For some reason, and I appreciate this takes something of a flight of fancy, but I couldn’t help thinking of this line when I read the recent news re: the Treasury’s consultation paper on implementing the European Mortgage Credit Directive. The big news of course is the partial regulation of the buy-to-let market when the Directive is implemented in March 2016. Just when we thought buy-to-let had been left out of statutory regulation (partial or otherwise), the Government pulls it back in.
Judging by the responses to the consultation, few mortgage market stakeholders are dancing for joy at the news that some types of buy-to-let mortgages will now be captured under the new regulation. Whereas previously, I'd say most if not all anticipated a status quo situation for buy-to-let, or if not - then as near as damnit. Now, it would seem that the Government do not intend to achieve introduction of the Directive via voluntary mechanisms but instead have decided to introduce it through national law.
The impact is not just on ‘accidental landlords’ – those who used to live in a property but now want a buy-to-let mortgage to let it out perhaps because they have to move away or they simply can’t sell the property – although this will be considerable. But other mortgages where an owner or family member lives in part at the property, for example, a son or daughter living in a university house or where a property is bought with a tenant already in situ.
Those individuals who inherit a property and want to let it out are also impacted because it has been deemed that these people are ‘not acting in a business capacity’ which quite frankly beggars belief. I’m sure those who inherit a property and wish to let it out are looking at the business viability of a such a move just as much as those who buy a property in order to secure tenants.

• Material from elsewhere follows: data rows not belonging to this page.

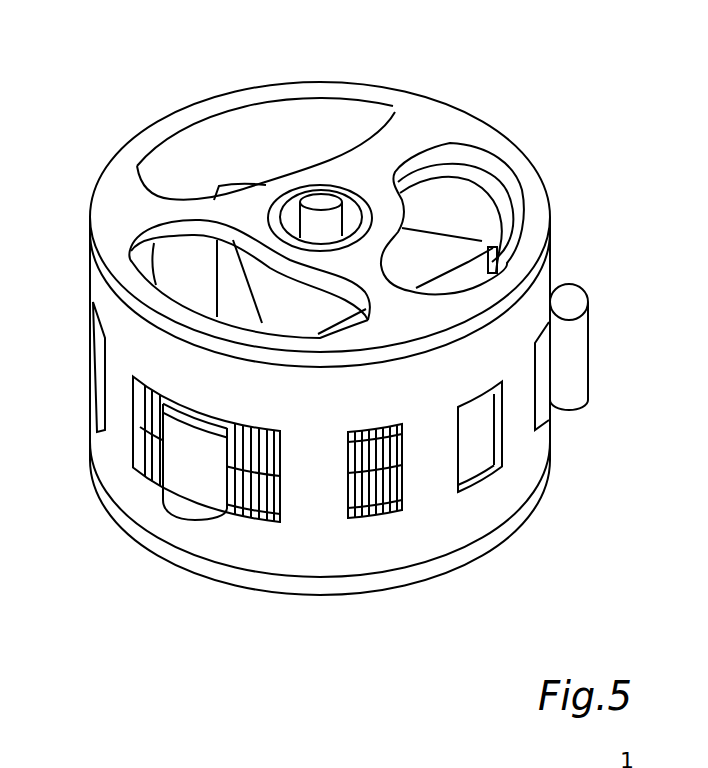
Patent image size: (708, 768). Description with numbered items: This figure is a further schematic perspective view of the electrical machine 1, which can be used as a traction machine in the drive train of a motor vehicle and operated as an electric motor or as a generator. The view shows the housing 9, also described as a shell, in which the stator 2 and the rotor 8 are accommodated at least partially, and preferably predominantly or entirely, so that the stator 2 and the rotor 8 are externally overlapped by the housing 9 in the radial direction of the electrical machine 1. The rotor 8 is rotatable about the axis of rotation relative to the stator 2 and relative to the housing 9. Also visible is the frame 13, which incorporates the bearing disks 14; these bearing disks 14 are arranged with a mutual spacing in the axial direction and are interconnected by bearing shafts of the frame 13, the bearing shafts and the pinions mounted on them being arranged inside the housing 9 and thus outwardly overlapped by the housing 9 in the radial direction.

The electrical machine 1 is at (419, 84).
The stator 2 is at (465, 188).
The rotor 8 is at (467, 253).
The housing 9 is at (105, 297).
The frame 13 is at (486, 574).
The bearing disks 14 is at (193, 112).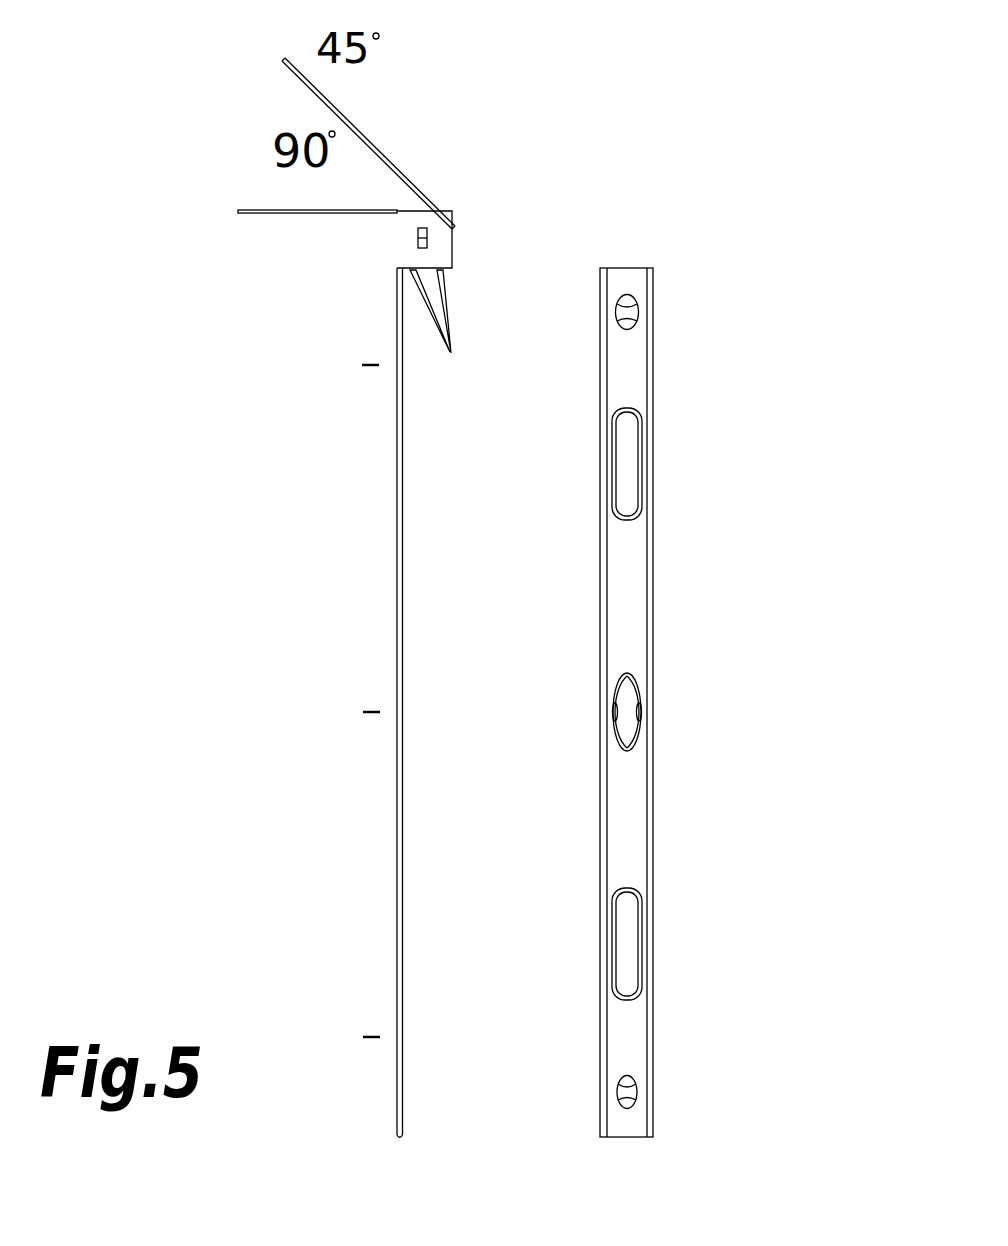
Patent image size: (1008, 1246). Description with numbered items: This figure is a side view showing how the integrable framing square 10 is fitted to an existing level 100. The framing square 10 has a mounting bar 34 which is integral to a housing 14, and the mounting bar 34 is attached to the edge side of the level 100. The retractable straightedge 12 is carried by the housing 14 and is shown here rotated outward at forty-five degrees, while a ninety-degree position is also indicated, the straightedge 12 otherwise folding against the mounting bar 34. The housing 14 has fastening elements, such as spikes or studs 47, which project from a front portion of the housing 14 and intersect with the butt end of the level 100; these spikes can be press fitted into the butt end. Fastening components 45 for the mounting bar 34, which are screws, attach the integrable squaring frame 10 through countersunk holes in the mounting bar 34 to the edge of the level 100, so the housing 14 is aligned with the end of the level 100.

Adding up the potential borrowers affected by the move to statutory regulation for these buy-to-let mortgages will mean a considerable number of future individuals are going to be impacted. Indeed, many have already wondered about the future of let-to-buy mortgages again because of the fact this is not deemed a ‘business’ decision. Not forgetting of course the time, resource and cost that lenders are now going to have to put in so as to make sure they comply with the new regulations, a real concern given we are so close to the major overhaul of MMR.
I can’t help but agree with the CML which said the regulation “is based not on any evidence of a need for additional consumer protection, but purely on ensuring that the European legal requirements are met”. It would seem there has been something of a Government u-turn in this area and, reading between the lines of various trade body statements, the anticipation of buy-to-let being left out completely was there but has not been delivered on.
This news comes at a time when the buy-to-let sector was showing very encouraging signs and was re-emerging in strong form after the major setbacks post-Credit Crunch. The buy-to-let lending fraternity have acted particularly responsibly during the intervening years and we are a very long way from those pre-Credit Crunch irresponsible lending days which resulted in so many lenders collapsing. As the BSA pointed out these new measures “will add cost and complexity to the mortgage process” and there will be “further disruption and consumer confusion” – particularly disappointing for all given we are just getting used to the new MMR lay of the land.
While not wishing to get into a ‘European debate’ one can’t help thinking there needs to be an acknowledgment of the unique nature of an individual country’s mortgage market, particularly those that are high-functioning and complex like the UK. Prescribing a homogenous regulatory solution for the UK does not work and instead, especially in this instance, is likely to do more harm than good.
Let’s hope lenders continue to offer product ranges which cater for the type of borrower affected by this however I suspect from March 2016 they are going to come with a price penalty built in.